I’m writing about this again – even though I swore I was done – because of one thing that the writer said that absolutely chilled me to the bone. The email posited that librarians were hesitant to join the boycott because it wasn’t a 100% guaranteed win and didn’t solve all the problems with libraries and eBooks. That this was yet another libraryland case of perfect being the enemy of good.
Oh, man, the fear of failure in libraryland is a major burr under my saddle.
My mentor in law school had a framed poster of a quote from Teddy Roosevelt’s “The Man in the Arena” speech hanging in his office. It’s one of my most favorite quotes ever.
It is not the critic who counts; not the man who points out how the strong man stumbles, or where the doer of deeds could have done them better. The credit belongs to the man who is actually in the arena, whose face is marred by dust and sweat and blood; who strives valiantly; who errs, who comes short again and again, because there is no effort without error and shortcoming; but who does actually strive to do the deeds; who knows great enthusiasms, the great devotions; who spends himself in a worthy cause; who at the best knows in the end the triumph of high achievement, and who at the worst, if he fails, at least fails while daring greatly, so that his place shall never be with those cold and timid souls who neither know victory nor defeat.
I spent many a sad hour staring at that quote, trying to take it’s message to heart. For those of you have never had the pleasure of attending, law school is primarily about failing. Over and over again. You get knocked down and then pick yourself back up just so you can have someone kick your ass again the next day. Lather, rinse, repeat. For three years. Now that I’m a professor, I keep a copy hanging on the wall of my office, both to serve as inspiration to my students and to constantly remind myself that there’s nothing wrong with failing.

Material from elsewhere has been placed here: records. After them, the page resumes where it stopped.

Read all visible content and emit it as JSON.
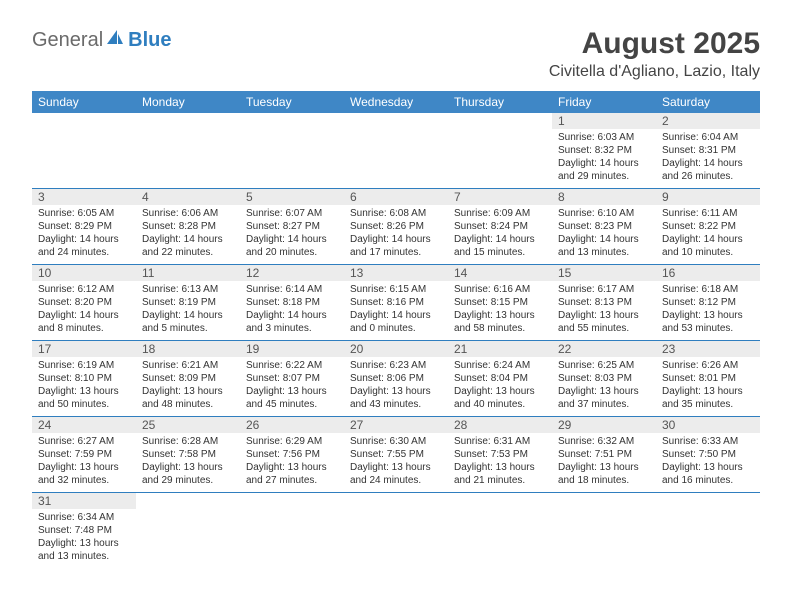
{
  "logo": {
    "text1": "General",
    "text2": "Blue"
  },
  "title": "August 2025",
  "location": "Civitella d'Agliano, Lazio, Italy",
  "days_of_week": [
    "Sunday",
    "Monday",
    "Tuesday",
    "Wednesday",
    "Thursday",
    "Friday",
    "Saturday"
  ],
  "colors": {
    "header_bg": "#3f87c6",
    "header_text": "#ffffff",
    "cell_border": "#2f7ebf",
    "daynum_bg": "#ececec",
    "text": "#333333"
  },
  "weeks": [
    [
      null,
      null,
      null,
      null,
      null,
      {
        "n": "1",
        "sunrise": "Sunrise: 6:03 AM",
        "sunset": "Sunset: 8:32 PM",
        "daylight": "Daylight: 14 hours and 29 minutes."
      },
      {
        "n": "2",
        "sunrise": "Sunrise: 6:04 AM",
        "sunset": "Sunset: 8:31 PM",
        "daylight": "Daylight: 14 hours and 26 minutes."
      }
    ],
    [
      {
        "n": "3",
        "sunrise": "Sunrise: 6:05 AM",
        "sunset": "Sunset: 8:29 PM",
        "daylight": "Daylight: 14 hours and 24 minutes."
      },
      {
        "n": "4",
        "sunrise": "Sunrise: 6:06 AM",
        "sunset": "Sunset: 8:28 PM",
        "daylight": "Daylight: 14 hours and 22 minutes."
      },
      {
        "n": "5",
        "sunrise": "Sunrise: 6:07 AM",
        "sunset": "Sunset: 8:27 PM",
        "daylight": "Daylight: 14 hours and 20 minutes."
      },
      {
        "n": "6",
        "sunrise": "Sunrise: 6:08 AM",
        "sunset": "Sunset: 8:26 PM",
        "daylight": "Daylight: 14 hours and 17 minutes."
      },
      {
        "n": "7",
        "sunrise": "Sunrise: 6:09 AM",
        "sunset": "Sunset: 8:24 PM",
        "daylight": "Daylight: 14 hours and 15 minutes."
      },
      {
        "n": "8",
        "sunrise": "Sunrise: 6:10 AM",
        "sunset": "Sunset: 8:23 PM",
        "daylight": "Daylight: 14 hours and 13 minutes."
      },
      {
        "n": "9",
        "sunrise": "Sunrise: 6:11 AM",
        "sunset": "Sunset: 8:22 PM",
        "daylight": "Daylight: 14 hours and 10 minutes."
      }
    ],
    [
      {
        "n": "10",
        "sunrise": "Sunrise: 6:12 AM",
        "sunset": "Sunset: 8:20 PM",
        "daylight": "Daylight: 14 hours and 8 minutes."
      },
      {
        "n": "11",
        "sunrise": "Sunrise: 6:13 AM",
        "sunset": "Sunset: 8:19 PM",
        "daylight": "Daylight: 14 hours and 5 minutes."
      },
      {
        "n": "12",
        "sunrise": "Sunrise: 6:14 AM",
        "sunset": "Sunset: 8:18 PM",
        "daylight": "Daylight: 14 hours and 3 minutes."
      },
      {
        "n": "13",
        "sunrise": "Sunrise: 6:15 AM",
        "sunset": "Sunset: 8:16 PM",
        "daylight": "Daylight: 14 hours and 0 minutes."
      },
      {
        "n": "14",
        "sunrise": "Sunrise: 6:16 AM",
        "sunset": "Sunset: 8:15 PM",
        "daylight": "Daylight: 13 hours and 58 minutes."
      },
      {
        "n": "15",
        "sunrise": "Sunrise: 6:17 AM",
        "sunset": "Sunset: 8:13 PM",
        "daylight": "Daylight: 13 hours and 55 minutes."
      },
      {
        "n": "16",
        "sunrise": "Sunrise: 6:18 AM",
        "sunset": "Sunset: 8:12 PM",
        "daylight": "Daylight: 13 hours and 53 minutes."
      }
    ],
    [
      {
        "n": "17",
        "sunrise": "Sunrise: 6:19 AM",
        "sunset": "Sunset: 8:10 PM",
        "daylight": "Daylight: 13 hours and 50 minutes."
      },
      {
        "n": "18",
        "sunrise": "Sunrise: 6:21 AM",
        "sunset": "Sunset: 8:09 PM",
        "daylight": "Daylight: 13 hours and 48 minutes."
      },
      {
        "n": "19",
        "sunrise": "Sunrise: 6:22 AM",
        "sunset": "Sunset: 8:07 PM",
        "daylight": "Daylight: 13 hours and 45 minutes."
      },
      {
        "n": "20",
        "sunrise": "Sunrise: 6:23 AM",
        "sunset": "Sunset: 8:06 PM",
        "daylight": "Daylight: 13 hours and 43 minutes."
      },
      {
        "n": "21",
        "sunrise": "Sunrise: 6:24 AM",
        "sunset": "Sunset: 8:04 PM",
        "daylight": "Daylight: 13 hours and 40 minutes."
      },
      {
        "n": "22",
        "sunrise": "Sunrise: 6:25 AM",
        "sunset": "Sunset: 8:03 PM",
        "daylight": "Daylight: 13 hours and 37 minutes."
      },
      {
        "n": "23",
        "sunrise": "Sunrise: 6:26 AM",
        "sunset": "Sunset: 8:01 PM",
        "daylight": "Daylight: 13 hours and 35 minutes."
      }
    ],
    [
      {
        "n": "24",
        "sunrise": "Sunrise: 6:27 AM",
        "sunset": "Sunset: 7:59 PM",
        "daylight": "Daylight: 13 hours and 32 minutes."
      },
      {
        "n": "25",
        "sunrise": "Sunrise: 6:28 AM",
        "sunset": "Sunset: 7:58 PM",
        "daylight": "Daylight: 13 hours and 29 minutes."
      },
      {
        "n": "26",
        "sunrise": "Sunrise: 6:29 AM",
        "sunset": "Sunset: 7:56 PM",
        "daylight": "Daylight: 13 hours and 27 minutes."
      },
      {
        "n": "27",
        "sunrise": "Sunrise: 6:30 AM",
        "sunset": "Sunset: 7:55 PM",
        "daylight": "Daylight: 13 hours and 24 minutes."
      },
      {
        "n": "28",
        "sunrise": "Sunrise: 6:31 AM",
        "sunset": "Sunset: 7:53 PM",
        "daylight": "Daylight: 13 hours and 21 minutes."
      },
      {
        "n": "29",
        "sunrise": "Sunrise: 6:32 AM",
        "sunset": "Sunset: 7:51 PM",
        "daylight": "Daylight: 13 hours and 18 minutes."
      },
      {
        "n": "30",
        "sunrise": "Sunrise: 6:33 AM",
        "sunset": "Sunset: 7:50 PM",
        "daylight": "Daylight: 13 hours and 16 minutes."
      }
    ],
    [
      {
        "n": "31",
        "sunrise": "Sunrise: 6:34 AM",
        "sunset": "Sunset: 7:48 PM",
        "daylight": "Daylight: 13 hours and 13 minutes."
      },
      null,
      null,
      null,
      null,
      null,
      null
    ]
  ]
}
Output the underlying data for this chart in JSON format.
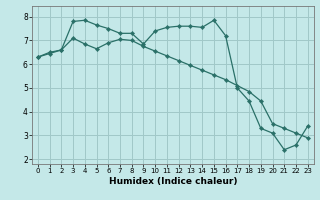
{
  "xlabel": "Humidex (Indice chaleur)",
  "bg_color": "#c4e8e8",
  "grid_color": "#a0c8c8",
  "line_color": "#2a7068",
  "xlim": [
    -0.5,
    23.5
  ],
  "ylim": [
    1.8,
    8.45
  ],
  "yticks": [
    2,
    3,
    4,
    5,
    6,
    7,
    8
  ],
  "xticks": [
    0,
    1,
    2,
    3,
    4,
    5,
    6,
    7,
    8,
    9,
    10,
    11,
    12,
    13,
    14,
    15,
    16,
    17,
    18,
    19,
    20,
    21,
    22,
    23
  ],
  "line1_x": [
    0,
    1,
    2,
    3,
    4,
    5,
    6,
    7,
    8,
    9,
    10,
    11,
    12,
    13,
    14,
    15,
    16,
    17,
    18,
    19,
    20,
    21,
    22,
    23
  ],
  "line1_y": [
    6.3,
    6.5,
    6.6,
    7.8,
    7.85,
    7.65,
    7.5,
    7.3,
    7.3,
    6.85,
    7.4,
    7.55,
    7.6,
    7.6,
    7.55,
    7.85,
    7.2,
    5.0,
    4.45,
    3.3,
    3.1,
    2.4,
    2.6,
    3.4
  ],
  "line2_x": [
    0,
    1,
    2,
    3,
    4,
    5,
    6,
    7,
    8,
    9,
    10,
    11,
    12,
    13,
    14,
    15,
    16,
    17,
    18,
    19,
    20,
    21,
    22,
    23
  ],
  "line2_y": [
    6.3,
    6.45,
    6.6,
    7.1,
    6.85,
    6.65,
    6.9,
    7.05,
    7.0,
    6.75,
    6.55,
    6.35,
    6.15,
    5.95,
    5.75,
    5.55,
    5.35,
    5.1,
    4.85,
    4.45,
    3.5,
    3.3,
    3.1,
    2.9
  ]
}
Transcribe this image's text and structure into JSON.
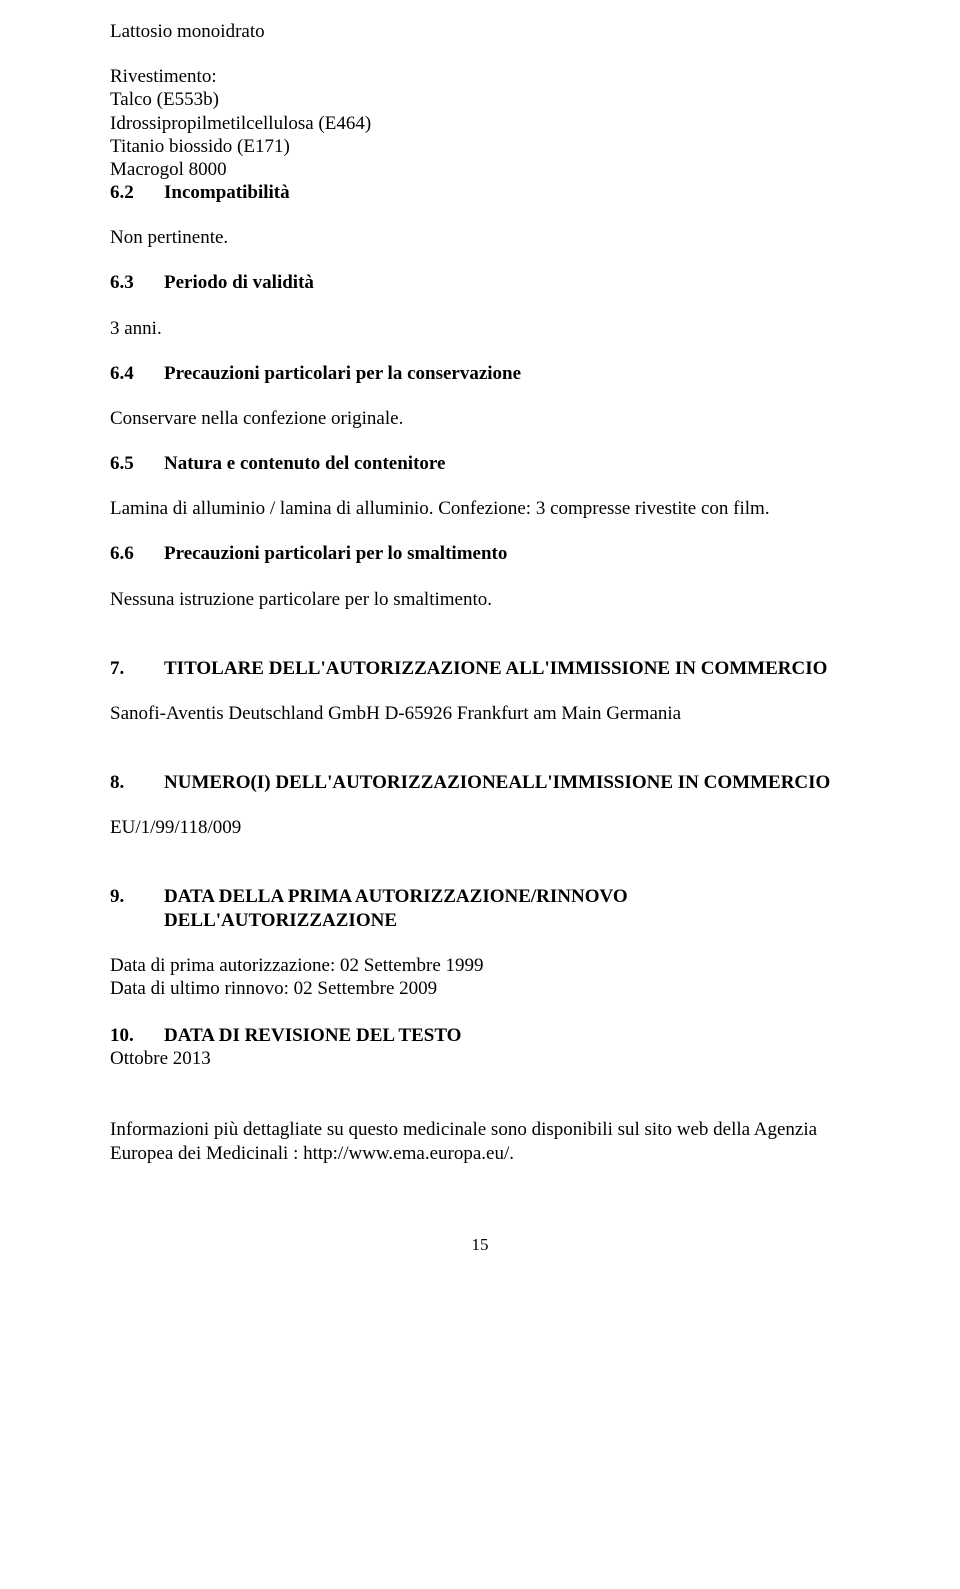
{
  "intro": {
    "l1": "Lattosio monoidrato"
  },
  "rivestimento": {
    "title": "Rivestimento:",
    "items": [
      "Talco (E553b)",
      "Idrossipropilmetilcellulosa (E464)",
      "Titanio biossido (E171)",
      "Macrogol 8000"
    ]
  },
  "s62": {
    "num": "6.2",
    "title": "Incompatibilità",
    "body": "Non pertinente."
  },
  "s63": {
    "num": "6.3",
    "title": "Periodo di validità",
    "body": "3 anni."
  },
  "s64": {
    "num": "6.4",
    "title": "Precauzioni particolari per la conservazione",
    "body": "Conservare nella confezione originale."
  },
  "s65": {
    "num": "6.5",
    "title": "Natura e contenuto del contenitore",
    "body": "Lamina di alluminio / lamina di alluminio. Confezione: 3 compresse rivestite con film."
  },
  "s66": {
    "num": "6.6",
    "title": "Precauzioni particolari per lo smaltimento",
    "body": "Nessuna istruzione particolare per lo smaltimento."
  },
  "s7": {
    "num": "7.",
    "title": "TITOLARE DELL'AUTORIZZAZIONE ALL'IMMISSIONE IN COMMERCIO",
    "body": "Sanofi-Aventis Deutschland GmbH D-65926 Frankfurt am Main Germania"
  },
  "s8": {
    "num": "8.",
    "title": "NUMERO(I) DELL'AUTORIZZAZIONEALL'IMMISSIONE IN COMMERCIO",
    "body": "EU/1/99/118/009"
  },
  "s9": {
    "num": "9.",
    "title": "DATA DELLA PRIMA AUTORIZZAZIONE/RINNOVO DELL'AUTORIZZAZIONE",
    "body1": "Data di prima autorizzazione: 02 Settembre 1999",
    "body2": "Data di ultimo rinnovo: 02 Settembre 2009"
  },
  "s10": {
    "num": "10.",
    "title": "DATA DI REVISIONE DEL TESTO",
    "body": "Ottobre 2013"
  },
  "closing": {
    "text": "Informazioni più dettagliate su questo medicinale sono disponibili sul sito web della Agenzia Europea dei Medicinali : http://www.ema.europa.eu/."
  },
  "footer": {
    "page": "15"
  }
}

That’s true, you know… Failure is never fun but it’s also not the end of the world. The more you do it, the easier it gets. And each time you do it, you learn something new and make your efforts better for the next go-around.
Maybe the Harper Collins boycott is a bad idea. Maybe it’s a good idea. I honestly don’t know. What I do know is that it’s an idea. If it works it works and if it doesn’t, well… then we all know in the future that a boycott is not a viable option.
Join the boycott if you want to. Don’t if you don’t. Do what your personal beliefs tell you is right thing to do. If you can sleep well at night knowing that you spent your libraries’ funds on Harper Collins eBooks, that’s between you and yours. I certainly hold no judgment either way. And you can be angry if you want to as well. But then you must also get active. And whatever you do, don’t sit around waiting for the perfect solution to land our laps before you decide to get involved.
Know this: no matter what, a boycott of Harper Collins will never be enough to solve all problems libraries face when it comes to eResources. When it fails – it could be an if, but I’m pretty sure it’s a when – don’t you be personally defeated. Pick yourself up and then try something new. Learn from your mistakes. Take the energy and allies you’ve gained in this effort and apply it elsewhere. Work to find other solutions. Lather. Rinse. Repeat.
Harper Collins is just one cog in a huge machine that we need to fix. The only way it will NEVER get fixed is if we all sit on our hands and do nothing.